1. Field of the Invention
The present invention relates to a device and a method for ultrasonic inspection and, more specifically, to a device and a method for ultrasonic inspection wherein the device is structured to measure the profile of the object being tested and use that data to improve the results of the ultrasonic inspection device.
2. Background Information
The use of non-destructive inspection devices which utilize ultrasonic vibrations is well known. Generally, an ultrasonic transducer, typically a piezoelectric crystal which is excited by an electrical pulse, is placed on the surface of a test object. The transducer alternately sends an ultrasonic signal and receives an echo. The piezoelectric crystal converts vibrations from the echo back into an electrical signal which can be interpreted by a control device. The control device may record and/or display the interpreted signal. Where there is a variation of the internal structure of the test object, e.g. an internal crack within a metal member, the ultrasonic transducer and control device are able to provide an image showing the location and extent of the crack. The ultrasonic transducer and control device, however, suffer from limitations that affect the accuracy of the image.
For example, the ultrasonic transducer typically has a contact surface that engages the test object. The contact surface may have a cross-sectional area of about 0.50 square inches. The ultrasonic transducer contact surface should engage the test object in a generally flat manner and the test object should engage substantially all of the ultrasonic transducer contact surface. In this configuration, the distance the ultrasonic waves and echo travel can be determined and the control device may produce a substantially accurate representation of the test object's internal structure. However, where the test object surface is uneven, the signal/response time is affected and the control device may produce an inaccurate representation of the test object's internal structure. That is, as shown in FIG. 1, an ultrasonic transducer 1 with a contact surface 2 is disposed on the flat surface of a test object 3. The test object 3 has a defect 4 extending to a depth. The ultrasonic transducer 1 sends a signal and receives a response, represented by the arrow. It is noted that the signal may be directed at an angle relative to the contact surface 2. The response is created when the signal encounters the tip 5 of the defect 4. As the ultrasonic transducer 1 is moved toward the defect 4 additional responses are collected from the signal reflecting from other parts of the defect 4. The control device interprets this data as is known in the art and creates a representation of the defect 4 including the depth at the defect lower end 5. In this example, because the test object 3 surface 8 is flat, the actual depth and the apparent depth are the same.

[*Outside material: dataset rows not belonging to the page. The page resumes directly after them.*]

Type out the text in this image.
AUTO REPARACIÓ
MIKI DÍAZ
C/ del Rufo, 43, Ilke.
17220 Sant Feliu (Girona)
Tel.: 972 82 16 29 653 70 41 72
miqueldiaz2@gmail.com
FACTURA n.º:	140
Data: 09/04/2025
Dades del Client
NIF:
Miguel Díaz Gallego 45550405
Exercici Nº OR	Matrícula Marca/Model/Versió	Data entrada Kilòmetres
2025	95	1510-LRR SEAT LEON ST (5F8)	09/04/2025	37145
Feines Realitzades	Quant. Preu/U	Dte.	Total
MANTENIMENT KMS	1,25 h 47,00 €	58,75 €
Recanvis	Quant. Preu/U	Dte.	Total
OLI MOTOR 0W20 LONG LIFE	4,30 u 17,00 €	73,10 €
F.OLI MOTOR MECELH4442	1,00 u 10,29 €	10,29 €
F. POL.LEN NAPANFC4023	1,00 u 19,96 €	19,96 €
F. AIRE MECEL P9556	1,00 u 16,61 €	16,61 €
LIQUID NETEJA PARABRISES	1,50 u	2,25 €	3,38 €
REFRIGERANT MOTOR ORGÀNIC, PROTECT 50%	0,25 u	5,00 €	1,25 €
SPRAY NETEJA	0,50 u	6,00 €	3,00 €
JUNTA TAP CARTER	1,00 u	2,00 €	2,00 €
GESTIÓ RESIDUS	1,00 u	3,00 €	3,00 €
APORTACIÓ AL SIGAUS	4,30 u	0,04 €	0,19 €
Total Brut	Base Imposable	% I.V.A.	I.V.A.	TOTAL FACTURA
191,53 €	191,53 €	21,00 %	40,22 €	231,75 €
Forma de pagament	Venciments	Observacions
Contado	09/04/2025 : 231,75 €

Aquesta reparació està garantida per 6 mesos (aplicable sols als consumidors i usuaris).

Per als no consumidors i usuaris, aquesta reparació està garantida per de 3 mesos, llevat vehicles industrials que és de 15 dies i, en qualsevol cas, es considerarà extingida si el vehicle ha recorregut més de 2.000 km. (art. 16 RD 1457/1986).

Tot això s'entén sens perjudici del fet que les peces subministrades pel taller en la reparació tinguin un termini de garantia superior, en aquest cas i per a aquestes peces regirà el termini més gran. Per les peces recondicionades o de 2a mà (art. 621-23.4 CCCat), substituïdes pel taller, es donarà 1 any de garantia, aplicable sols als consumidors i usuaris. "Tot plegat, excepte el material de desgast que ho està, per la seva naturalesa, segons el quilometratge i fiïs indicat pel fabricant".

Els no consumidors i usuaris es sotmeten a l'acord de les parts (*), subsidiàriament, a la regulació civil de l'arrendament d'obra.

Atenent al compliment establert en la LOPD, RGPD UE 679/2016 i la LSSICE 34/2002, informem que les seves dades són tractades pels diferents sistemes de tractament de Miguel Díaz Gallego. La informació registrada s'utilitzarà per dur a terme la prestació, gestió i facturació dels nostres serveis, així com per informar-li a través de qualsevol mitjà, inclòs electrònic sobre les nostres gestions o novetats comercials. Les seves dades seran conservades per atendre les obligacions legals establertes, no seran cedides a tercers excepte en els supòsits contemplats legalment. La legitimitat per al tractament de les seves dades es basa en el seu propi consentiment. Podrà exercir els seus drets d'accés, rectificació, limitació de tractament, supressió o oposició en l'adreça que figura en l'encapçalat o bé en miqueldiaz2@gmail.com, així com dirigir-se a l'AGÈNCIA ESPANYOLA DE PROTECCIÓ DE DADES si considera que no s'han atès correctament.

However, as shown in FIG. 2, where the test object 3 surface is not flat, the actual depth and the apparent depth are the not the same. That is, as shown, the defect 4 is located in a depression 6. As shown, there is a gradual transition between the normal surface of the test object 3 and the depression 6. Thus, when the ultrasonic transducer 1 is disposed above the depression 6, the signal and echo will travel the distance from the normal test object 3 surface 8, as opposed to the depression 6 surface. Thus, the control device interprets this data as if the depression 6 did not exist and, as shown, the control device will show an apparent depth that is not the actual depth of the defect 4. As shown in FIG. 3, a similar error can occur when the ultrasonic transducer 1 is disposed on the transition part of the depression 6. In this instance, the angle of the ultrasonic transducer 1 on the transition portion creates a slanted path for the signal and echo which, in turn, creates an inaccurate reading. Further, as shown in FIG. 4, if the ultrasonic transducer 1 is disposed in the depression 6 and the defect 4 is located outside of the depression 6, the signal and echo travel a shorter distance than the actual depth of the defect 4. Again, the apparent depth of the defect 4 will be inaccurate.
As shown in FIGS. 5A and 5B, another type of error may occur as the ultrasonic transducer 1 is moved over an angle in the surface of the test object 3. That is, as noted above, the ultrasonic transducer 1 detects different parts of the defect 4 as the ultrasonic transducer 1 is moved. Thus, where a defect 4 does not extend to the surface, there may be an error as to where the defect 4 begins as well as where the defect 4 ends. That is, as shown in FIG. 5, the ultrasonic transducer 1 is disposed on the transition part of the depression 6. This creates an error, as noted above, in locating the depth of the lower end 5 of the defect 4. As the ultrasonic transducer 1 is moved toward the defect 4 as shown by ultrasonic transducer 1′, and the ultrasonic transducer 1′ is located over the vertex between the transition portion of the depression 6 and the bottom of the depression 6, the ultrasonic transducer contact surface 2′ is spaced from the surface of the test object 3. Thus, for the reasons noted above, there is also an error in detecting the top end 7 of the defect 4. Thus as shown in FIG. 5B, the apparent depth of the defect 4 is not the same as the actual depth of the defect 4.
There is, therefore, a need for a device, and a method of using the device, to correct ultrasonic data based on variations in the profile of the test object 3.
There is a further need for a device, and a method of using the device, that measures the profile of a test object 3 during the ultrasonic examination.